De recente uitspraak van het Hof van Cassatie, Strafrechtelijke Afdeling V, nr. 509 van 10 januari 2023, biedt belangrijke inzichten in de strafrechtelijke aansprakelijkheid van bestuurders in geval van frauduleus faillissement. In het specifieke geval werd A.A. veroordeeld voor de kosteloze overdracht van een bedrijfsonderdeel tijdens het faillissement van zijn vennootschap, wat het onderscheid tussen legitiem en illegaal bedrijfsbeheer benadrukt.

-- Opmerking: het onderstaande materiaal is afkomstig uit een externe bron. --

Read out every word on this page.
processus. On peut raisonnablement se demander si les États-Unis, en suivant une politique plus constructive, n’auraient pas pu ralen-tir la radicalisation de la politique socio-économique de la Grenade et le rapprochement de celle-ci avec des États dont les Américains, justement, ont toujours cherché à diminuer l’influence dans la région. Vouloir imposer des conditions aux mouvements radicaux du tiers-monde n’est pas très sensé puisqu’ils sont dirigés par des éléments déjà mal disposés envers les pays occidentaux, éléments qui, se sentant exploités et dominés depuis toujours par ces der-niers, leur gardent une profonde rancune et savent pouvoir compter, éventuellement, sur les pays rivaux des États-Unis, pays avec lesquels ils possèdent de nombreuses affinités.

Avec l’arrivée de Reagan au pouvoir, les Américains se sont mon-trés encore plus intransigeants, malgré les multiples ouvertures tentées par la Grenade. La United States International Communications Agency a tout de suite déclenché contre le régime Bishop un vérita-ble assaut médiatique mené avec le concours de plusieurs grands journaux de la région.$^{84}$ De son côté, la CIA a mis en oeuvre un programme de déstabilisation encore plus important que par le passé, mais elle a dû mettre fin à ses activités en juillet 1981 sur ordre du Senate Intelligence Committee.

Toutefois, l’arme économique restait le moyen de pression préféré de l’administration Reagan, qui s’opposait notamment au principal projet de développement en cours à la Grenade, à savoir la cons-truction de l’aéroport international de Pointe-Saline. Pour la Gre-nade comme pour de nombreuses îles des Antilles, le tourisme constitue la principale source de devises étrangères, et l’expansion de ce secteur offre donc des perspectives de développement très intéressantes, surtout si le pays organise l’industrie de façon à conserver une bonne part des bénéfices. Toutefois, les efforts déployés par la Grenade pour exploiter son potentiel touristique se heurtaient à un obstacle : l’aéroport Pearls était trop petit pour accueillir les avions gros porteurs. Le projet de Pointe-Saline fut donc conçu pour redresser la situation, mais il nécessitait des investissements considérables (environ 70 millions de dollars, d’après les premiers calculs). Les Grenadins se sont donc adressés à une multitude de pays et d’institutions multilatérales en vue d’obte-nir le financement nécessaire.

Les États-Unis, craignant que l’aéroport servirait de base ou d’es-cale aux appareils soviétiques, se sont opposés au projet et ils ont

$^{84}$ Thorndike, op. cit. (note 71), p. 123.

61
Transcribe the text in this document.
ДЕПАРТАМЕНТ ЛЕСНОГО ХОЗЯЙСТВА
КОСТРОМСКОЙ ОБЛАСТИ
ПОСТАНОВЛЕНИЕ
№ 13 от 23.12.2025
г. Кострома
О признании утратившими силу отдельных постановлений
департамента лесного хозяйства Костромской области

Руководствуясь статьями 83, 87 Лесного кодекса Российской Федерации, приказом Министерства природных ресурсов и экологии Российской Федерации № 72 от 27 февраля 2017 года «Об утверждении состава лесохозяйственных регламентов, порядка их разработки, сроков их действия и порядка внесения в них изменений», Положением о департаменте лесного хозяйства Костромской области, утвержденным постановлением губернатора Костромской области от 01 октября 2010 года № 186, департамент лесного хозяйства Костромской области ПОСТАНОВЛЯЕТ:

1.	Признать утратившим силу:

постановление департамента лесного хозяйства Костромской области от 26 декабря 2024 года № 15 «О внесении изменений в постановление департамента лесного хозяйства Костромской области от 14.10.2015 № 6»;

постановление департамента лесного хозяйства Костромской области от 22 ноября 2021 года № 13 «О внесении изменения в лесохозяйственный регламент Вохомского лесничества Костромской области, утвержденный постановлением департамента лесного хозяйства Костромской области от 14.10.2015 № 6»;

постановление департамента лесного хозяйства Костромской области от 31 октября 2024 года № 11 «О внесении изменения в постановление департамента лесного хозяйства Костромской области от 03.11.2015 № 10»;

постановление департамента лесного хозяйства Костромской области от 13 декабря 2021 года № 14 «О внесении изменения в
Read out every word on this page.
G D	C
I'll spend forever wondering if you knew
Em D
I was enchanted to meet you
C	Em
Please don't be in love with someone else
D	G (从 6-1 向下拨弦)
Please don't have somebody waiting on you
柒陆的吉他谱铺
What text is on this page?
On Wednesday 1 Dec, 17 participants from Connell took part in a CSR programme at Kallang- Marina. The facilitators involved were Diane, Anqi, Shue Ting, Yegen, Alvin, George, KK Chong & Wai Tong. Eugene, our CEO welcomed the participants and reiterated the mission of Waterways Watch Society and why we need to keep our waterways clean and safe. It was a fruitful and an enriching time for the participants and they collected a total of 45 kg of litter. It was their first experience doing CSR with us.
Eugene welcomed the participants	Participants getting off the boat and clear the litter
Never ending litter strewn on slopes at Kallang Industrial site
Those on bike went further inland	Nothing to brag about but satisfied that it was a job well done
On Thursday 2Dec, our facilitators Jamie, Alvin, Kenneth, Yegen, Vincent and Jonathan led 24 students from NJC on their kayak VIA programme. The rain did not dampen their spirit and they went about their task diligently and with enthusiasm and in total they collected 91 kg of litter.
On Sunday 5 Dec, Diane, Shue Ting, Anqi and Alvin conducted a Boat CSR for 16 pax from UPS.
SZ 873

Het Hof van Beroep van Bologna had aanvankelijk de straf die aan A.A. werd opgelegd wegens frauduleus faillissement verminderd, maar kon niet nalaten de strafrechtelijke aansprakelijkheid van de beklaagde te bevestigen. De aanklacht was gebaseerd op concreet bewijs dat de overdracht van cruciale bedrijfsmiddelen aan (Omissis) Srl, een vennootschap die aan hem toebehoorde, zonder enige tegenprestatie aantoonde.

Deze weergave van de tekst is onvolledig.